Salaires : des hausses en repli et toujours pas de coup de pouce au Smic
Inédit, 2025 débute avec une fiche de paye inchangée pour les 2,7 millions de salariés payés au Smic. De fait, la revalorisation annuelle automatique du salaire minimum légal, qui aurait dû intervenir au 1er janvier, a eu lieu de manière anticipée, le 1er novembre 2024 et à hauteur de 2 %, dans un contexte de revendications toujours plus fortes en matière de pouvoir d’achat. Quant au nouveau Premier ministre, il a exclu tout coup de pouce. Dans son discours de politique générale le 14 janvier, il n’a dit mot sur le contexte salarial dégradé, pas plus sur la refonte des exonérations de cotisations patronales devant favoriser la progression des salaires – qui était inscrite dans le projet de loi de financement de la Sécurité sociale pour 2025, censuré en décembre. Il a juste dit son souhait d’une concertation sur le travail et les salaires. Ce 1er janvier, le montant du Smic horaire brut est donc resté à 11,88 euros (9,40 euros net) ou à 1 801,80 euros brut mensuel (1 426,30 euros net). C’est inacceptable pour FO, qui revendique une hausse du Smic à hauteur de 80 % du salaire médian (2 206 euros brut).

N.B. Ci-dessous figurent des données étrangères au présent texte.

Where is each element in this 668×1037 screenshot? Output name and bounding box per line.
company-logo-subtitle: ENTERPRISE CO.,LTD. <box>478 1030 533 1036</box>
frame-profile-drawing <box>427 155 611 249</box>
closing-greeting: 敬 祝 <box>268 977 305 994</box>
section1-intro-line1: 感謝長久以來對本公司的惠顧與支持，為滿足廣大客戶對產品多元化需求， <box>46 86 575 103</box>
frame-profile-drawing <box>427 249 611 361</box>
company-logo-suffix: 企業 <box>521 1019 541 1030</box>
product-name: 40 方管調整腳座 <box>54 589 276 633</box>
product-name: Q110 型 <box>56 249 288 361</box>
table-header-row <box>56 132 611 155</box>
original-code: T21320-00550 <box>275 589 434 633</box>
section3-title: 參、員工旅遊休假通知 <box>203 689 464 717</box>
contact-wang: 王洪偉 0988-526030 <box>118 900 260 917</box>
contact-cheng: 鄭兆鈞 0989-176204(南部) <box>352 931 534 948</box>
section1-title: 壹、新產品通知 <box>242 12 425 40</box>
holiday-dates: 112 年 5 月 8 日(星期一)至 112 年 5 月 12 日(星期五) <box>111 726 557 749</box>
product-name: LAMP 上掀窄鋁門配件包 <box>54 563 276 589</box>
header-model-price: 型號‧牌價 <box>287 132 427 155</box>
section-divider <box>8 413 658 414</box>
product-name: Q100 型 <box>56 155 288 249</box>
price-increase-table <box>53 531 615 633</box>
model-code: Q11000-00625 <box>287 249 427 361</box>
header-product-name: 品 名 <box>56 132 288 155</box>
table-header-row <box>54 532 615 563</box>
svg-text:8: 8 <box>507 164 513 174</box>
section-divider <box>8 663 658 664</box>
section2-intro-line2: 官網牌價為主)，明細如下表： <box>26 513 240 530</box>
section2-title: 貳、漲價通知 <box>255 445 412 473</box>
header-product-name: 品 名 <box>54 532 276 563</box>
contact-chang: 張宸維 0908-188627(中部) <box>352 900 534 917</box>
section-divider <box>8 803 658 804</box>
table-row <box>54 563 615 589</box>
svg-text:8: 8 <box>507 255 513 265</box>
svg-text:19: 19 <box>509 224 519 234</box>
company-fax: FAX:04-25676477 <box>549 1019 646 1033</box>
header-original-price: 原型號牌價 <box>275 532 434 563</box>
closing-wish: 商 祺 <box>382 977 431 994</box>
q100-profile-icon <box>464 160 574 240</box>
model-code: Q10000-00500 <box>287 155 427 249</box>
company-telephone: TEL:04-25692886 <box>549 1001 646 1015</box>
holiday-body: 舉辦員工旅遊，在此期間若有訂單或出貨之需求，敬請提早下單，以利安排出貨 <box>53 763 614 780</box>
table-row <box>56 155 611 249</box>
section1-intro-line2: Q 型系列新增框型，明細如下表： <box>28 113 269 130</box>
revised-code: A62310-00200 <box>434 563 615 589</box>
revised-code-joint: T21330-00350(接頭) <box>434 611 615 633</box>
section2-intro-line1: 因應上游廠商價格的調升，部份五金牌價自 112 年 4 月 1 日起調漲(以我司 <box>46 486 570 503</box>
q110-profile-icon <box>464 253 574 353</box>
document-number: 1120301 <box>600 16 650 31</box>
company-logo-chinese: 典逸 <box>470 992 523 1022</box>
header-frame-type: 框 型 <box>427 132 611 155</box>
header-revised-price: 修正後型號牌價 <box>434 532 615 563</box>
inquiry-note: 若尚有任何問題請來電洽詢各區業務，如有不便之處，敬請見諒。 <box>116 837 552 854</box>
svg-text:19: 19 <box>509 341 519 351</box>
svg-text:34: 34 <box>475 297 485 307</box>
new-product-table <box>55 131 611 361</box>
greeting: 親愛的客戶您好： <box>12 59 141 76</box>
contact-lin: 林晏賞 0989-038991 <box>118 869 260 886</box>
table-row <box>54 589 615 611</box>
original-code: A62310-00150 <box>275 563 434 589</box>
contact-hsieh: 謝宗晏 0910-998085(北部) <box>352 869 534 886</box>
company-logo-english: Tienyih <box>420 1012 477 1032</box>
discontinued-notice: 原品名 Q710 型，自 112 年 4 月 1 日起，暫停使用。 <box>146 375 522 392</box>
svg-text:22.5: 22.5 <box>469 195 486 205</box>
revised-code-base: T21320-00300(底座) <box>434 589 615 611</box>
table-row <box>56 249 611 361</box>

Baisse continue des augmentations salariales
Le chef du gouvernement a préféré appeler les entreprises à poursuivre les efforts en matière de revalorisations salariales. C’est bien le minimum. Car le retour à une inflation plus faible (+ 2 % en 2024) s’accompagne d’un ralentissement continu des augmentations salariales en entreprise. Et ce, alors que le retard accumulé par les salaires depuis le début de l’épisode inflationniste, en 2022, n’est pas comblé. Résultat, bien que, depuis le quatrième trimestre 2023, le salaire mensuel de base (SMB) dans le secteur privé augmente plus vite que les prix, le gain de pouvoir d’achat s’amenuise pour les travailleurs. Au troisième trimestre 2024, le SMB dans le secteur privé a progressé de 2,7 % (sur un an), après + 2,9 % le trimestre précédent.
Même constat dans les branches : les revalorisations salariales ont ralenti en 2024. Depuis la hausse anticipée du Smic le 1er novembre dernier, 50 % des branches (86 sur 171) comptent au moins un coefficient de leur grille qui est inférieur à la nouvelle valeur du Smic. L’éventail des salaires conventionnels continue de se resserrer. Dans ce contexte, plus que jamais, FO exige l’ouverture de négociations sur les classifications et le retour de l’échelle mobile des salaires.